Cerconota trochistis

Scientific classification
- Kingdom: Animalia
- Phylum: Arthropoda
- Clade: Pancrustacea
- Class: Insecta
- Order: Lepidoptera
- Family: Depressariidae
- Genus: Cerconota
- Species: C. trochistis
- Binomial name: Cerconota trochistis (Meyrick, 1916)
- Synonyms: Stenoma trochistis Meyrick, 1916;

= Cerconota trochistis =

- Authority: (Meyrick, 1916)
- Synonyms: Stenoma trochistis Meyrick, 1916

Species of moth

Cerconota trochistis is a moth of the family Depressariidae. It is found in French Guiana.

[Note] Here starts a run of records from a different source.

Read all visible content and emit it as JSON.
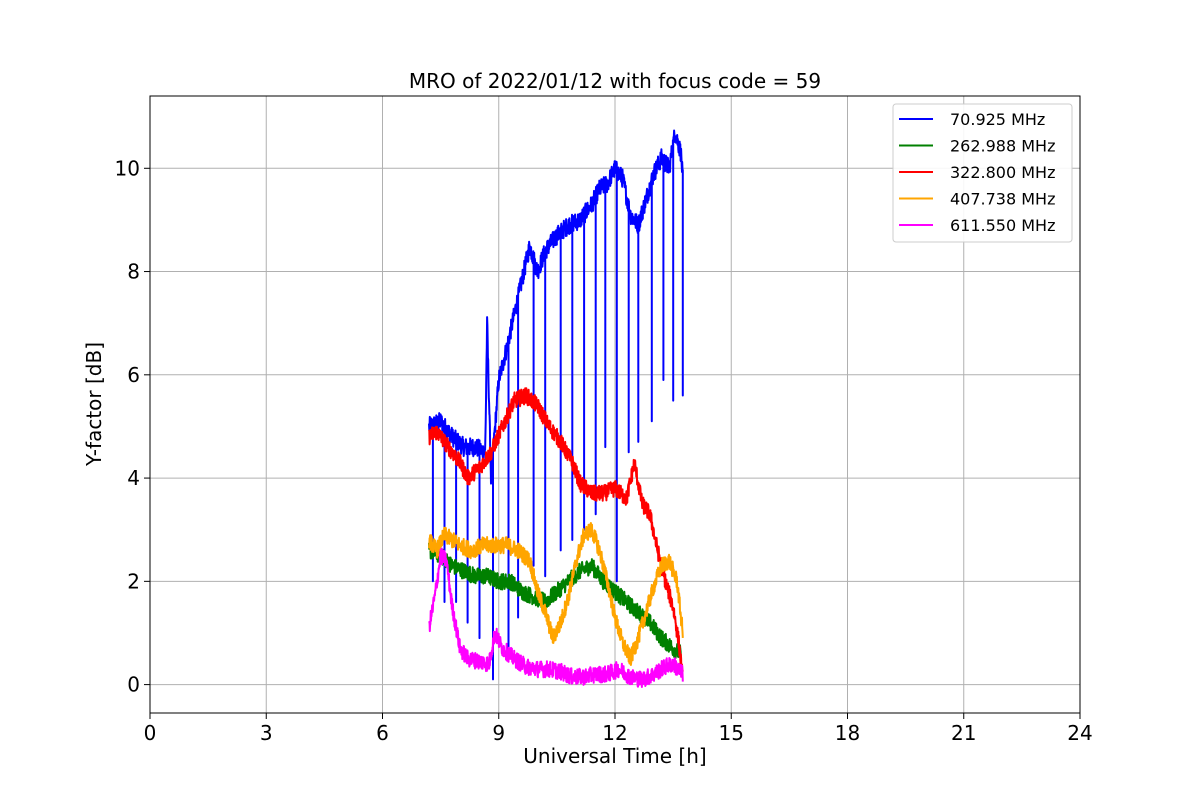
{
  "chart_data": {
    "type": "line",
    "title": "MRO of 2022/01/12 with focus code = 59",
    "xlabel": "Universal Time [h]",
    "ylabel": "Y-factor [dB]",
    "xlim": [
      0,
      24
    ],
    "ylim": [
      -0.55,
      11.4
    ],
    "xticks": [
      0,
      3,
      6,
      9,
      12,
      15,
      18,
      21,
      24
    ],
    "yticks": [
      0,
      2,
      4,
      6,
      8,
      10
    ],
    "grid": true,
    "legend_position": "upper right",
    "series": [
      {
        "name": " 70.925 MHz",
        "color": "#0000ff",
        "x": [
          7.2,
          7.5,
          7.8,
          8.1,
          8.4,
          8.65,
          8.7,
          8.8,
          9.0,
          9.2,
          9.5,
          9.8,
          10.0,
          10.2,
          10.5,
          10.8,
          11.1,
          11.4,
          11.6,
          11.8,
          12.0,
          12.2,
          12.4,
          12.6,
          12.8,
          13.0,
          13.2,
          13.4,
          13.55,
          13.7,
          13.75
        ],
        "y": [
          5.0,
          5.1,
          4.8,
          4.6,
          4.6,
          4.5,
          7.0,
          4.0,
          5.9,
          6.5,
          7.5,
          8.5,
          8.0,
          8.4,
          8.7,
          8.9,
          9.0,
          9.3,
          9.6,
          9.7,
          10.0,
          9.8,
          9.1,
          8.9,
          9.4,
          9.9,
          10.2,
          10.0,
          10.7,
          10.3,
          9.8
        ],
        "dips_at": [
          7.3,
          7.6,
          7.9,
          8.2,
          8.5,
          8.85,
          9.25,
          9.5,
          9.9,
          10.2,
          10.6,
          10.9,
          11.2,
          11.5,
          11.75,
          12.05,
          12.35,
          12.6,
          12.95,
          13.25,
          13.5,
          13.75
        ],
        "dips_to": [
          2.0,
          1.6,
          1.6,
          1.2,
          0.9,
          0.1,
          0.6,
          1.3,
          2.3,
          2.1,
          2.6,
          2.8,
          3.0,
          3.3,
          4.6,
          2.0,
          4.5,
          4.7,
          5.1,
          5.9,
          5.5,
          5.6
        ]
      },
      {
        "name": "262.988 MHz",
        "color": "#008000",
        "x": [
          7.2,
          7.5,
          7.8,
          8.1,
          8.4,
          8.7,
          9.0,
          9.3,
          9.6,
          9.9,
          10.2,
          10.5,
          10.8,
          11.1,
          11.4,
          11.7,
          12.0,
          12.3,
          12.6,
          12.9,
          13.2,
          13.5,
          13.7
        ],
        "y": [
          2.6,
          2.5,
          2.3,
          2.2,
          2.1,
          2.1,
          2.0,
          2.0,
          1.8,
          1.7,
          1.6,
          1.8,
          2.0,
          2.2,
          2.3,
          2.0,
          1.8,
          1.6,
          1.4,
          1.2,
          0.9,
          0.7,
          0.6
        ]
      },
      {
        "name": "322.800 MHz",
        "color": "#ff0000",
        "x": [
          7.2,
          7.4,
          7.6,
          7.8,
          8.0,
          8.2,
          8.5,
          8.8,
          9.1,
          9.4,
          9.7,
          10.0,
          10.3,
          10.6,
          10.9,
          11.1,
          11.4,
          11.7,
          12.0,
          12.3,
          12.5,
          12.7,
          12.9,
          13.1,
          13.3,
          13.5,
          13.65,
          13.75
        ],
        "y": [
          4.8,
          4.9,
          4.7,
          4.5,
          4.3,
          4.0,
          4.2,
          4.5,
          5.0,
          5.5,
          5.6,
          5.4,
          5.0,
          4.7,
          4.3,
          3.9,
          3.7,
          3.7,
          3.8,
          3.6,
          4.3,
          3.5,
          3.3,
          2.6,
          2.0,
          1.5,
          0.8,
          0.1
        ]
      },
      {
        "name": "407.738 MHz",
        "color": "#ffa500",
        "x": [
          7.2,
          7.4,
          7.6,
          7.8,
          8.0,
          8.3,
          8.6,
          8.9,
          9.2,
          9.5,
          9.8,
          10.0,
          10.2,
          10.4,
          10.6,
          10.8,
          11.0,
          11.2,
          11.4,
          11.6,
          11.8,
          12.0,
          12.2,
          12.4,
          12.6,
          12.8,
          13.0,
          13.2,
          13.4,
          13.6,
          13.75
        ],
        "y": [
          2.8,
          2.6,
          2.9,
          2.8,
          2.7,
          2.6,
          2.7,
          2.7,
          2.7,
          2.6,
          2.4,
          1.8,
          1.4,
          0.9,
          1.2,
          1.7,
          2.4,
          2.9,
          3.0,
          2.6,
          2.0,
          1.3,
          0.8,
          0.5,
          0.9,
          1.4,
          1.9,
          2.3,
          2.4,
          2.0,
          1.0
        ]
      },
      {
        "name": "611.550 MHz",
        "color": "#ff00ff",
        "x": [
          7.2,
          7.35,
          7.5,
          7.65,
          7.8,
          8.0,
          8.2,
          8.5,
          8.75,
          8.9,
          9.1,
          9.4,
          9.7,
          10.0,
          10.3,
          10.6,
          10.9,
          11.2,
          11.5,
          11.8,
          12.1,
          12.4,
          12.7,
          13.0,
          13.3,
          13.5,
          13.75
        ],
        "y": [
          1.1,
          1.7,
          2.5,
          2.4,
          1.5,
          0.7,
          0.5,
          0.45,
          0.4,
          1.0,
          0.7,
          0.5,
          0.35,
          0.3,
          0.3,
          0.25,
          0.15,
          0.15,
          0.2,
          0.2,
          0.3,
          0.15,
          0.1,
          0.2,
          0.35,
          0.4,
          0.2
        ]
      }
    ]
  }
}
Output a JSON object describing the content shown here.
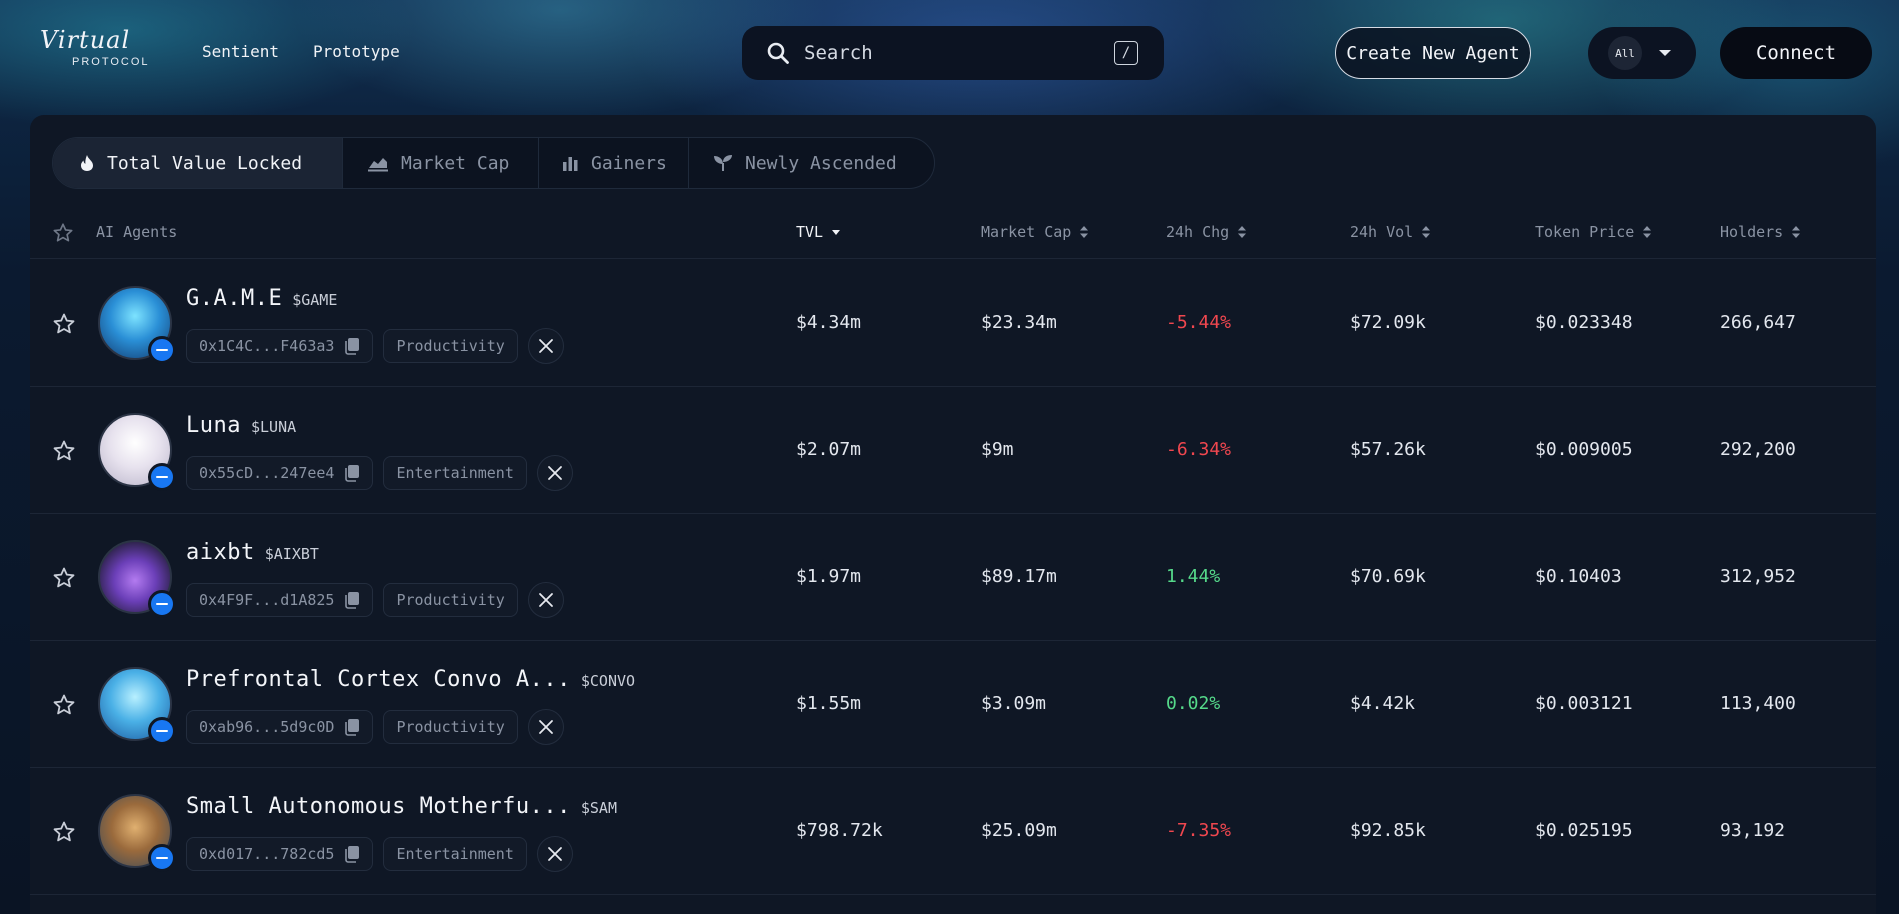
{
  "header": {
    "logo_script": "Virtual",
    "logo_sub": "PROTOCOL",
    "nav": [
      "Sentient",
      "Prototype"
    ],
    "search_placeholder": "Search",
    "search_shortcut": "/",
    "create_label": "Create New Agent",
    "filter_label": "All",
    "connect_label": "Connect"
  },
  "tabs": [
    {
      "label": "Total Value Locked",
      "icon": "flame-icon",
      "active": true
    },
    {
      "label": "Market Cap",
      "icon": "area-chart-icon",
      "active": false
    },
    {
      "label": "Gainers",
      "icon": "bar-chart-icon",
      "active": false
    },
    {
      "label": "Newly Ascended",
      "icon": "sprout-icon",
      "active": false
    }
  ],
  "columns": {
    "agents": "AI Agents",
    "tvl": "TVL",
    "market_cap": "Market Cap",
    "chg": "24h Chg",
    "vol": "24h Vol",
    "price": "Token Price",
    "holders": "Holders"
  },
  "rows": [
    {
      "name": "G.A.M.E",
      "ticker": "$GAME",
      "address": "0x1C4C...F463a3",
      "category": "Productivity",
      "tvl": "$4.34m",
      "market_cap": "$23.34m",
      "chg": "-5.44%",
      "chg_dir": "neg",
      "vol": "$72.09k",
      "price": "$0.023348",
      "holders": "266,647"
    },
    {
      "name": "Luna",
      "ticker": "$LUNA",
      "address": "0x55cD...247ee4",
      "category": "Entertainment",
      "tvl": "$2.07m",
      "market_cap": "$9m",
      "chg": "-6.34%",
      "chg_dir": "neg",
      "vol": "$57.26k",
      "price": "$0.009005",
      "holders": "292,200"
    },
    {
      "name": "aixbt",
      "ticker": "$AIXBT",
      "address": "0x4F9F...d1A825",
      "category": "Productivity",
      "tvl": "$1.97m",
      "market_cap": "$89.17m",
      "chg": "1.44%",
      "chg_dir": "pos",
      "vol": "$70.69k",
      "price": "$0.10403",
      "holders": "312,952"
    },
    {
      "name": "Prefrontal Cortex Convo A...",
      "ticker": "$CONVO",
      "address": "0xab96...5d9c0D",
      "category": "Productivity",
      "tvl": "$1.55m",
      "market_cap": "$3.09m",
      "chg": "0.02%",
      "chg_dir": "pos",
      "vol": "$4.42k",
      "price": "$0.003121",
      "holders": "113,400"
    },
    {
      "name": "Small Autonomous Motherfu...",
      "ticker": "$SAM",
      "address": "0xd017...782cd5",
      "category": "Entertainment",
      "tvl": "$798.72k",
      "market_cap": "$25.09m",
      "chg": "-7.35%",
      "chg_dir": "neg",
      "vol": "$92.85k",
      "price": "$0.025195",
      "holders": "93,192"
    }
  ],
  "colors": {
    "negative": "#f0474f",
    "positive": "#55d98a",
    "verified_badge": "#1877f2"
  }
}
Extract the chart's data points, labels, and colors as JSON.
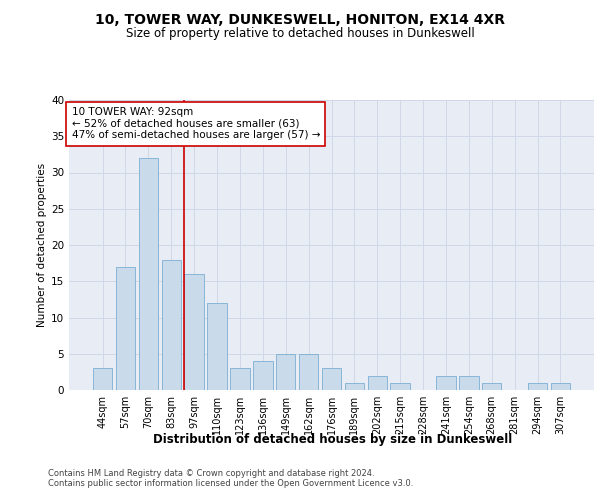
{
  "title": "10, TOWER WAY, DUNKESWELL, HONITON, EX14 4XR",
  "subtitle": "Size of property relative to detached houses in Dunkeswell",
  "xlabel": "Distribution of detached houses by size in Dunkeswell",
  "ylabel": "Number of detached properties",
  "categories": [
    "44sqm",
    "57sqm",
    "70sqm",
    "83sqm",
    "97sqm",
    "110sqm",
    "123sqm",
    "136sqm",
    "149sqm",
    "162sqm",
    "176sqm",
    "189sqm",
    "202sqm",
    "215sqm",
    "228sqm",
    "241sqm",
    "254sqm",
    "268sqm",
    "281sqm",
    "294sqm",
    "307sqm"
  ],
  "values": [
    3,
    17,
    32,
    18,
    16,
    12,
    3,
    4,
    5,
    5,
    3,
    1,
    2,
    1,
    0,
    2,
    2,
    1,
    0,
    1,
    1
  ],
  "bar_color": "#c9daea",
  "bar_edge_color": "#7bafd4",
  "grid_color": "#d0d8e8",
  "background_color": "#e8edf5",
  "vline_color": "#cc0000",
  "vline_pos": 3.57,
  "annotation_line1": "10 TOWER WAY: 92sqm",
  "annotation_line2": "← 52% of detached houses are smaller (63)",
  "annotation_line3": "47% of semi-detached houses are larger (57) →",
  "annotation_box_color": "#ffffff",
  "annotation_box_edge": "#cc0000",
  "ylim": [
    0,
    40
  ],
  "yticks": [
    0,
    5,
    10,
    15,
    20,
    25,
    30,
    35,
    40
  ],
  "title_fontsize": 10,
  "subtitle_fontsize": 8.5,
  "ylabel_fontsize": 7.5,
  "xlabel_fontsize": 8.5,
  "tick_fontsize": 7,
  "annotation_fontsize": 7.5,
  "footer_fontsize": 6,
  "footer_line1": "Contains HM Land Registry data © Crown copyright and database right 2024.",
  "footer_line2": "Contains public sector information licensed under the Open Government Licence v3.0."
}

The wingspan is 23–28 mm. The forewings are light fuscous with the extreme costal edge whitish-ochreous, near the base dark fuscous. There are three dark fuscous costal spots, the first at one-fourth is small, the second in the middle is subtriangular and the third about three-fourths is elongate. An irregular patch of rather dark fuscous suffusion or irroration is found towards the dorsum and the disc anteriorly, sometimes almost obsolete. The first discal stigma is usually obscured in this, the plical and second discal dark fuscous. There is a very indistinctly indicated darker fuscous line from the second costal spot to three-fourths of the dorsum, strongly curved outwards in the disc, as well as a waved interrupted cloudy dark fuscous or blackish line from the third costal spot to the dorsum before the tornus, the median third curved outwards but sinuate in the middle. A marginal series of large cloudy dark fuscous dots is found around the apex and termen, confluent into a small spot beneath the apex. The hindwings are grey.